Skeptisch ist auch Lotfi Ben Haj, Inhaber des Restaurants Ziege. "Bisher ist es nicht so schlimm, viele rauchen ja nur Cannabis", sagt er. Aber eine Methadonausgabe vor der Tür und die entsprechende Klientel würden dem Tourismus schaden. "Und es ist für die Jugendlichen, die nach dem Fußball hierher kommen, kein guter Einfluss."

Beruta Adolf
Beruta Adolf, Inhaberin der Georg Büchner-Buchhandlung, findet den Ort ungünstig gewählt für eine Klinik dieser Größenordnung.

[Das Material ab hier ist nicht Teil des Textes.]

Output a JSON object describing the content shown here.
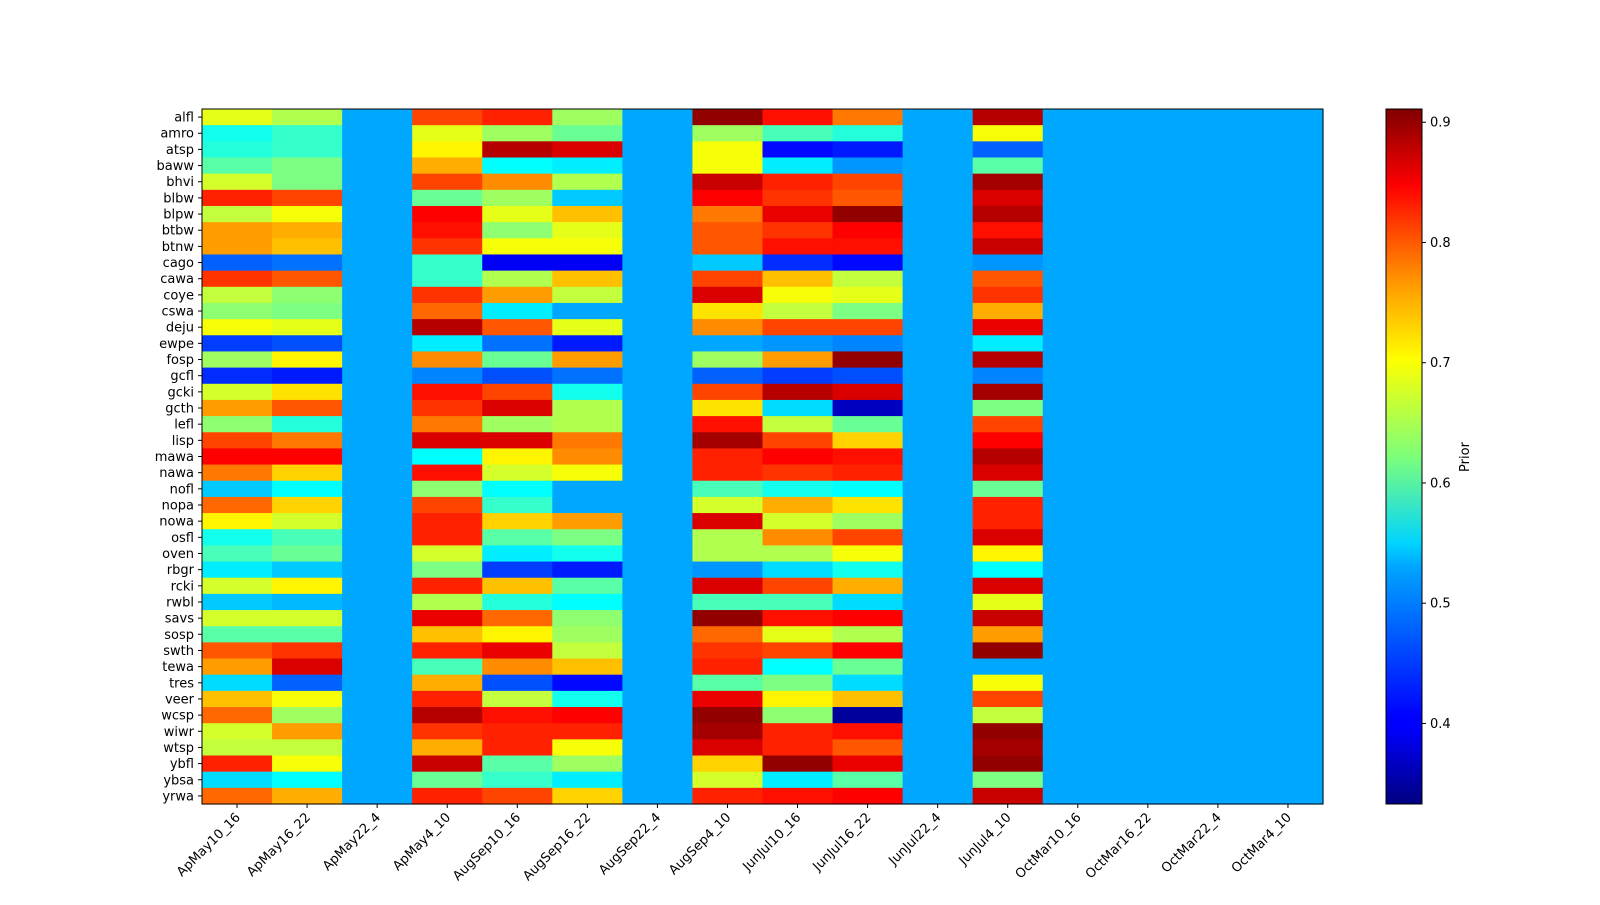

In der Wielandstraße gebe es schon eine Substitutionspraxis, die freitags Methadon ausgebe. "Ameos ist ein Konzern, der vor allem auf Profit aus ist. Aber das passt hier nicht rein", sagt sie. Wie wolle die Polizei weiterhin für Sicherheit sorgen? Für viele Kinder und Jugendliche befinde sich die Apotheke auf dem Schulweg oder auf dem Weg zum Spielplatz. "Das schafft große Verunsicherung, wenn dort täglich Leute auf ihre Substitutionstherapie warten."
Henrike Rapp ist als Anwohnerin der Wielandstraße nicht grundsätzlich gegen eine Drogensubstitutionspraxis. "Es sind ja nur Leute, die kommen und wieder gehen." Auch ihre Nachbarn würden prinzipiell begrüßen, "dass es überhaupt Hilfen für Drogenkranke von der Stadt Bremen gibt", sagt sie. "Aber vielleicht ist es nicht das geeignete Umfeld für ein Methadon-Programm, weil sie hier schnell wieder rückfällig werden könnten", so Rapp.

Henrike Rapp
"Zwischen Baum und Borke" sieht sich auch Ulrike Müller, die seit vielen Jahren im Viertel arbeitet. "Hilfsangebote sind gut, aber muss das wirklich mittendrin sein?" Die Situation auf dem Ziegenmarkt habe sich durch die mobile Polizeiwache gerade beruhigt. "Ich finde es seitdem deutlich angenehmer, hier abends als Frau unterwegs zu sein", sagt Müller. Auch aus Sicht der Betroffenen sei der Ziegenmarkt suboptimal, weil er zu wenig Intimität biete. Stattdessen würde sie das Eckhaus eher dem Einzelhandel gönnen.